As many of you know, I am now working on a scholarly monograph dealing with an aspect of the afterlife, on the heels of having written a “trade” book (that is, for popular audiences) on the topic more broadly.  The trade book is coming out in March, and will be called Heaven and Hell: A History of the Afterlife; I am nearly finished researching the scholarly book — it’ll take another month or two — and then hope to have it written by the late spring.  It always takes much longer to write the scholarly than the trade books.  Lots of foonotes, among other things!   I don’t know what the monograph will be called: for now I’m calling it Otherworldly Journeys: Katabasis in the Early Christian Tradition.  I doubt if my publisher will let me use “katabasis” in the title, but we’ll see.

About five years ago I reflected on what it meant to write both popular and scholarly books on the same topic.  I’ve done it three times before in my career, and five years ago, in three posts, I described how the two books (each time) related to each other.  I thought that might be useful to repost, as I’m in the midst of doing it again.

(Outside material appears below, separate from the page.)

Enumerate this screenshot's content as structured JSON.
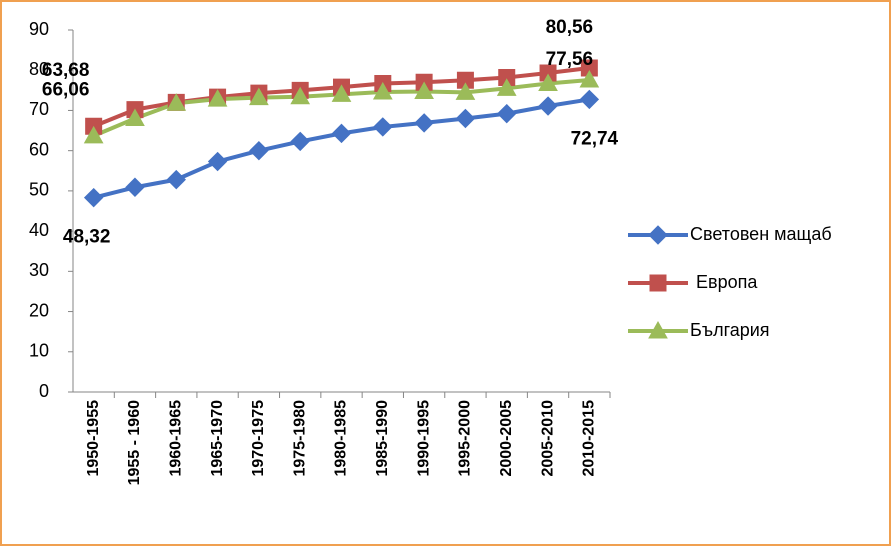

After I wrote and published my PhD dissertation on Didymus the Blind and the Text of the Gospels, I, well, had no plans of writing a trade book about it!  🙂   (And I should say, about twice a week I get an email from someone who tells me that they’ve read “all” my books.  I’m always tempted to ask how they liked my book on Didymus the Blind!)   In fact, at that stage of my career, in my early 30s, I had no plans AT ALL, ever, at any time, to write a trade book.  I saw myself as a scholar’s scholar.  I worked in a highly technical area of New Testament studies, the most technical area there is – textual criticism.  And I worked in a particularly technical area even within that wider technical field, analyzing patristic citations of the New Testament.   It was hard enough to explain to people what I was doing, let alone get anyone interested in it.  And there was no way to make it accessible, let alone intriguing, to outsiders.  It was completely an inside job.